Jeff didn’t hesitate. He donated his marrow on Oct. 20, 2009 to save Kim Christensen’s life. On her 18th birthday, Jeff finally got to meet his “mini me” and Kim finally got to meet her “parts department.”

“Aside from having kids, this has been the most important and rewarding thing I’ve done in life,” Jeff said.

He’s since become a passionate advocate for Be The Match®, contributing to nearly every aspect of the organization. He is a volunteer Be The Match courier, helping to safely transport potentially life-saving cells from the donor’s location to the recipient’s location. He is also co-chair of the St. Louis Be The Match Walk+Run, and a member of the Consumer Advocacy Committee for CIBMTR® (Center for International Blood and Marrow Transplant Research®), a research program of Be The Match. Additionally, Jeff regularly hosts donor registry drives in the St. Louis area.

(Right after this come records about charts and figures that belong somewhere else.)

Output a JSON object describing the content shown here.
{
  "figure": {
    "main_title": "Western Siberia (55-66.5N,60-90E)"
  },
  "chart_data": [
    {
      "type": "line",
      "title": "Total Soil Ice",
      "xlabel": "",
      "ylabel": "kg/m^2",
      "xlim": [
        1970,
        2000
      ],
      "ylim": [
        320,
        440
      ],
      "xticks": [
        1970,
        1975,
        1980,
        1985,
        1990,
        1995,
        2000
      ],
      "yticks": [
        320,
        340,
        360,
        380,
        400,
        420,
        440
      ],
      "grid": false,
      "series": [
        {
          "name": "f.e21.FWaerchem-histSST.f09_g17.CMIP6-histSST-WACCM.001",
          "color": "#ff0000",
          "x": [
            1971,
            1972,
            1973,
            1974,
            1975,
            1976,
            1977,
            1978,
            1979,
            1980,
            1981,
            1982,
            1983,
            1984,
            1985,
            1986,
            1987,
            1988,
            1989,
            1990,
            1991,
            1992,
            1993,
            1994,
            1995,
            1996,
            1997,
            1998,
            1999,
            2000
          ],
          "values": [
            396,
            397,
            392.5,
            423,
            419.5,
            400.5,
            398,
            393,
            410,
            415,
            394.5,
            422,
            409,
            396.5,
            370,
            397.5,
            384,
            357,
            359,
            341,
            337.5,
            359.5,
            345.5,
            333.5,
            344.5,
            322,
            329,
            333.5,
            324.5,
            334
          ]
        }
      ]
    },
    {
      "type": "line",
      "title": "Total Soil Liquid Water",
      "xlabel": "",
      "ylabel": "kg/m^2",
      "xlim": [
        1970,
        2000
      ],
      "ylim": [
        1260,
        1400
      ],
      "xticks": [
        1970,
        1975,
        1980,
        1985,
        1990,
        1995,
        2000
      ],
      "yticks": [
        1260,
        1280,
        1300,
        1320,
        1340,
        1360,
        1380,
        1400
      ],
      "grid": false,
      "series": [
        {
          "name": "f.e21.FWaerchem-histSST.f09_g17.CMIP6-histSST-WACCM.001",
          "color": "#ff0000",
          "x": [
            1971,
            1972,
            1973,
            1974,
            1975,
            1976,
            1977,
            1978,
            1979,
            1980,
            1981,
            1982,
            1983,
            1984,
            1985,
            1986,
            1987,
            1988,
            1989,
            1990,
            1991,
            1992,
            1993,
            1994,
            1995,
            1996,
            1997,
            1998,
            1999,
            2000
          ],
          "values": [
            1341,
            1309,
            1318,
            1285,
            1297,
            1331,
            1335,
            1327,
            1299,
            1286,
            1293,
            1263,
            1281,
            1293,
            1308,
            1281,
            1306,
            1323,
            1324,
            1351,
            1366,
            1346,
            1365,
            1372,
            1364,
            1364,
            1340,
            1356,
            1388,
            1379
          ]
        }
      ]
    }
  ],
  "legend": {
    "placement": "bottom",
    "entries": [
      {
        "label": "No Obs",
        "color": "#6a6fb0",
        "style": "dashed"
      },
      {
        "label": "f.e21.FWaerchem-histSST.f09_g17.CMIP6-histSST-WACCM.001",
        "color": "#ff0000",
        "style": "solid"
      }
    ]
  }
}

Last July, Jeff traveled to Capitol Hill with Kim and Be The Match representatives and advocates. There, they met with federal legislators and urged them to continue vital congressional funding for the organization.

“Being able to save someone else’s life has dramatically changed my life as well,” Jeff said. “Today, my goal is to spread the word about Be The Match, so more people can beat blood cancer and thrive like Kim.”